Some people in America will be unable, either emotionally or financially, to meet their family obligations. "We cannot be hopeful about their ability to preserve or create any kind of family structure, unless we step in to change their circumstances," says Margaret Mark, director of the Young & Rubicam Education Group. The worst victims may be children. "You may see kids trying to survive on the street," says Edward Cornish, president of the World Future Society in Bethesda, Maryland. "Think of Dickens' London. Worse, think of Brazil, where there are armies of children with no place to go."

New technology and social institutions will have to emerge to help the fractured families of the future. Some forecasters, like Mark, predict that in poorer neighborhoods, schools will become 24-hour family-support systems offering child care, quiet study places, a sanctuary for abused or neglected youngsters, even a place to sleep for those who need one. At the same time, government computers will be far more efficient about tracking the legal obligations of citizens.

Parents who fail to meet child-support payments will find it hard to hide. As corporations become more dependent on women workers and staffed by female executives at high levels, policies will become more accommodating toward families. Video-conferencing and other improvements in communications technology will make it easier for work to be done remotely from home though making a clear separation between work life and home life may actually become more difficult.

With women constituting nearly half the work force, the remaining vestiges of gender inequality will gradually disappear, according to most forecasters. Slowly but inexorably, as women continue to move into fields once dominated by men, the gap between male and female wages will close. As it does, power balances will shift not only at the office but also in the kitchen. When both sexes have equivalent jobs and equivalent paychecks, it won't always be the woman who works "the second shift" of housework after hours or who stays home when a child is sick. Nor, for that matter, will it generally be the woman who receives child custody in a divorce.

To help families cope with ever more intricate obligations, the government should allow large, extended families to incorporate themselves as businesses, suggests David Pearce Snyder, a consulting futurist. This would make families more productive and independent by giving them huge tax advantages that corporations enjoy: generous write-offs for helping each other with new business ventures, tuition funds and the ability to transfer wealth among members without being taxed.

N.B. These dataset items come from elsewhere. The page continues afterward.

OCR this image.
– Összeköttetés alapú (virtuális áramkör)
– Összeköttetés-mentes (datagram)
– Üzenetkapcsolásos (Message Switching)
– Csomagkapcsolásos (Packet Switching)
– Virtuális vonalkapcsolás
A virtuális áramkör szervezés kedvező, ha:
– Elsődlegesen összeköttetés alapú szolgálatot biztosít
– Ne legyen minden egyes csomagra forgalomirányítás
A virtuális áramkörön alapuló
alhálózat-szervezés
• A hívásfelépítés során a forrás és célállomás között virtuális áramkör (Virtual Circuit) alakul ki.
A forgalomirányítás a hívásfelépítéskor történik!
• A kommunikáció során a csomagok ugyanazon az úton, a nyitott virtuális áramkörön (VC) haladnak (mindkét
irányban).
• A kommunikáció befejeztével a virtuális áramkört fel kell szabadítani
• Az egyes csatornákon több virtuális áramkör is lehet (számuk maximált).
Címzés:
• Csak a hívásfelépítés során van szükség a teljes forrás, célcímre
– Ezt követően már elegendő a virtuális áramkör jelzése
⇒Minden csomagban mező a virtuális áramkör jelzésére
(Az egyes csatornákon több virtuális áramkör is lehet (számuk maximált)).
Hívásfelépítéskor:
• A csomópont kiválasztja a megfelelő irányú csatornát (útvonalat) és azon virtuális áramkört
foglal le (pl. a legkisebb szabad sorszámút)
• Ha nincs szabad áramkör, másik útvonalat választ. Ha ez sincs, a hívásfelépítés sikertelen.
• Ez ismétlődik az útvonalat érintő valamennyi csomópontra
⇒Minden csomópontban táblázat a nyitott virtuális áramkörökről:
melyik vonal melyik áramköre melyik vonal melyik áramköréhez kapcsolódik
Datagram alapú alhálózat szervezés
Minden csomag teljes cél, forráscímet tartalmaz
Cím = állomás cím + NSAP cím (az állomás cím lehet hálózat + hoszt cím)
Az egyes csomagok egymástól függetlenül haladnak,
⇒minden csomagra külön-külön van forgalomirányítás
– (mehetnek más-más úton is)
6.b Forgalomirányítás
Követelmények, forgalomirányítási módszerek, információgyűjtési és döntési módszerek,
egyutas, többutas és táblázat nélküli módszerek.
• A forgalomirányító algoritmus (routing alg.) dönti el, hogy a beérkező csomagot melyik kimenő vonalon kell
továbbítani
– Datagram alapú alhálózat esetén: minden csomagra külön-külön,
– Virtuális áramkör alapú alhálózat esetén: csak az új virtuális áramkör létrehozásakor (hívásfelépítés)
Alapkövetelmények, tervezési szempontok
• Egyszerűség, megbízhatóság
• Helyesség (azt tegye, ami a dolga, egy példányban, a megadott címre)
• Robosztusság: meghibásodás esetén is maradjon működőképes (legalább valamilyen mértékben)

Such families would then be much better equipped to look after all their members, relieving the government and other institutions of that burden.

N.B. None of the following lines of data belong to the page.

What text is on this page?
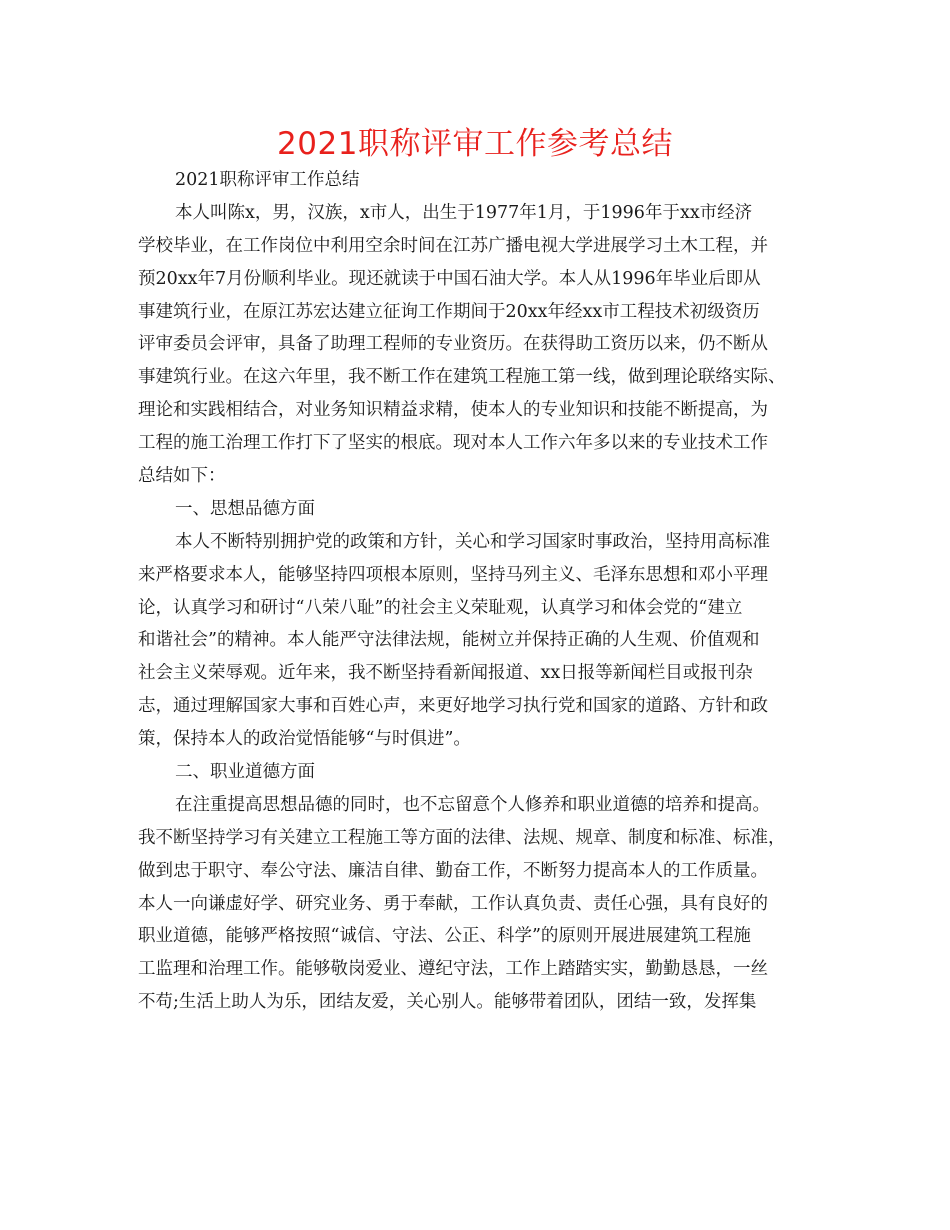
2021职称评审工作参考总结
2021职称评审工作总结
本人叫陈x，男，汉族，x市人，出生于1977年1月，于1996年于xx市经济
学校毕业，在工作岗位中利用空余时间在江苏广播电视大学进展学习土木工程，并
预20xx年7月份顺利毕业。现还就读于中国石油大学。本人从1996年毕业后即从
事建筑行业，在原江苏宏达建立征询工作期间于20xx年经xx市工程技术初级资历
评审委员会评审，具备了助理工程师的专业资历。在获得助工资历以来，仍不断从
事建筑行业。在这六年里，我不断工作在建筑工程施工第一线，做到理论联络实际、
理论和实践相结合，对业务知识精益求精，使本人的专业知识和技能不断提高，为
工程的施工治理工作打下了坚实的根底。现对本人工作六年多以来的专业技术工作
总结如下：
一、思想品德方面
本人不断特别拥护党的政策和方针，关心和学习国家时事政治，坚持用高标准
来严格要求本人，能够坚持四项根本原则，坚持马列主义、毛泽东思想和邓小平理
论，认真学习和研讨“八荣八耻”的社会主义荣耻观，认真学习和体会党的“建立
和谐社会”的精神。本人能严守法律法规，能树立并保持正确的人生观、价值观和
社会主义荣辱观。近年来，我不断坚持看新闻报道、xx日报等新闻栏目或报刊杂
志，通过理解国家大事和百姓心声，来更好地学习执行党和国家的道路、方针和政
策，保持本人的政治觉悟能够“与时俱进”。
二、职业道德方面
在注重提高思想品德的同时，也不忘留意个人修养和职业道德的培养和提高。
我不断坚持学习有关建立工程施工等方面的法律、法规、规章、制度和标准、标准，
做到忠于职守、奉公守法、廉洁自律、勤奋工作，不断努力提高本人的工作质量。
本人一向谦虚好学、研究业务、勇于奉献，工作认真负责、责任心强，具有良好的
职业道德，能够严格按照“诚信、守法、公正、科学”的原则开展进展建筑工程施
工监理和治理工作。能够敬岗爱业、遵纪守法，工作上踏踏实实，勤勤恳恳，一丝
不苟;生活上助人为乐，团结友爱，关心别人。能够带着团队，团结一致，发挥集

On the other hand, an even more radical approach may evolve. It is reasonable to ask whether there will be a family at all. Given the propensity for divorce, the growing number of adults who choose to remain single, the declining popularity of having children and the evaporation of the time families spend together, another way may eventually evolve. It may be quicker and more efficient to dispense with family-based reproduction and produce future generations in special institutions. People of any age or marital status could submit their genetic material, pay a fee, perhaps apply for a permit and then produce offspring.

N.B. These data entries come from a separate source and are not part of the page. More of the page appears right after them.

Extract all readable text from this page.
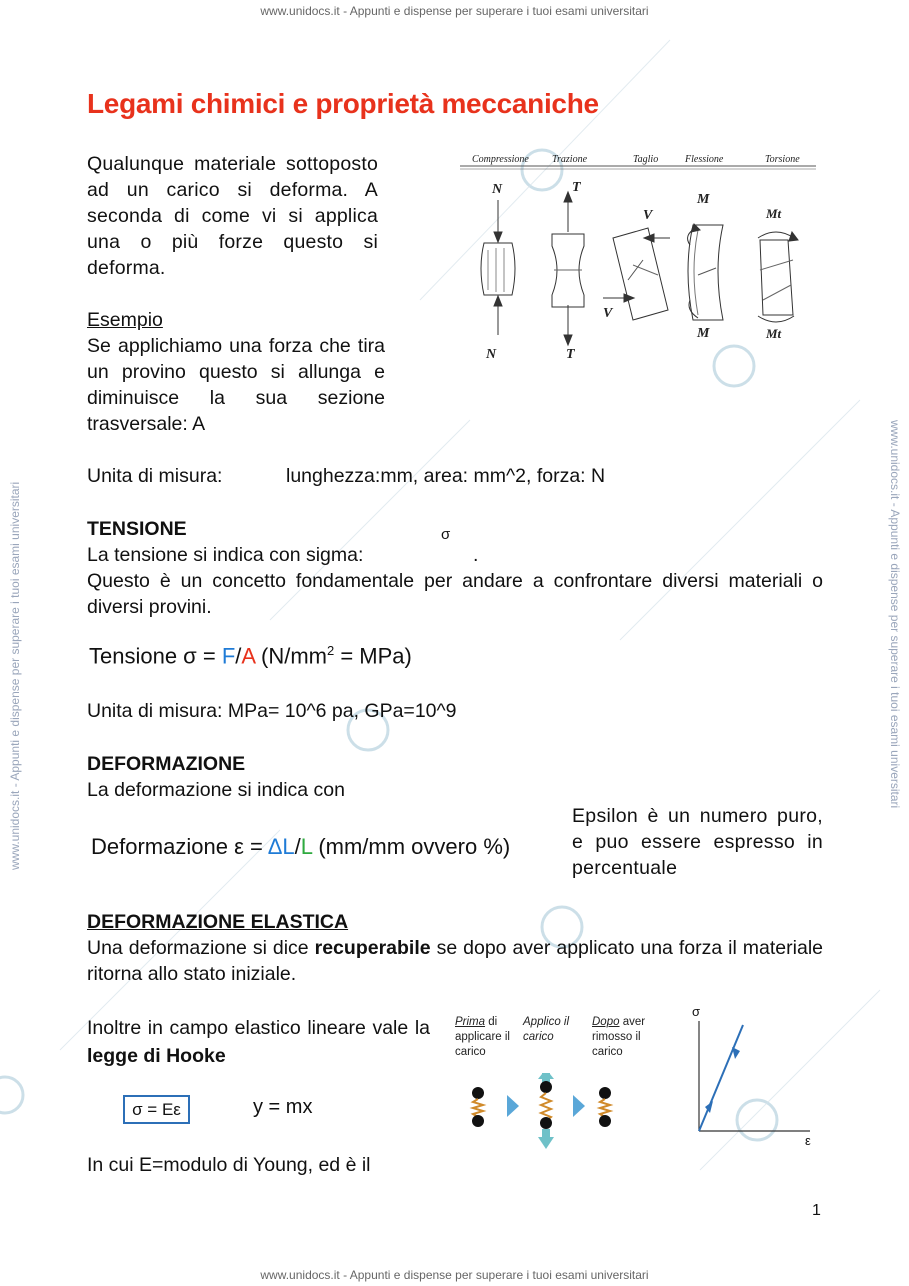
www.unidocs.it - Appunti e dispense per superare i tuoi esami universitari
www.unidocs.it - Appunti e dispense per superare i tuoi esami universitari
www.unidocs.it - Appunti e dispense per superare i tuoi esami universitari	www.unidocs.it - Appunti e dispense per superare i tuoi esami universitari
Legami chimici e proprietà meccaniche
Qualunque materiale sottoposto ad un carico si deforma. A seconda di come vi si applica una o più forze questo si deforma.
Esempio
Se applichiamo una forza che tira un provino questo si allunga e diminuisce la sua sezione trasversale: A
Compressione Trazione	Taglio	Flessione	Torsione
N	T
V
M
Mt
N	T
V
M	Mt
Unita di misura:	lunghezza:mm, area: mm^2, forza: N
TENSIONE
La tensione si indica con sigma:
σ
.
Questo è un concetto fondamentale per andare a confrontare diversi materiali o diversi provini.
Tensione σ = F/A $(N/mm^2 = MPa)$
Unita di misura: MPa= 10^6 pa, GPa=10^9
DEFORMAZIONE
La deformazione si indica con
Deformazione ε = ΔL/L (mm/mm ovvero %)
Epsilon è un numero puro, e puo essere espresso in percentuale
DEFORMAZIONE ELASTICA
Una deformazione si dice recuperabile se dopo aver applicato una forza il materiale ritorna allo stato iniziale.
Inoltre in campo elastico lineare vale la legge di Hooke
σ = Eε	y = mx
In cui E=modulo di Young, ed è il
Prima di applicare il carico
Applico il carico
Dopo aver rimosso il carico
σ
ε
1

In any event, as the nuclear family dissolves, what is likely to evolve is a sort of make-your-own-family approach, which Dychtwald calls "the family of choice." Institutions, employers, neighbors and friends will take on roles once dominated by relatives. "The need and craving for family has not diminished," he says. "It's just that people are forming their own little tribes based on choice and affinity and not on blood." These new pseudo-relatives could overcome the one immutable truth about families: you can't pick your parents. Someday, maybe, you will be able to.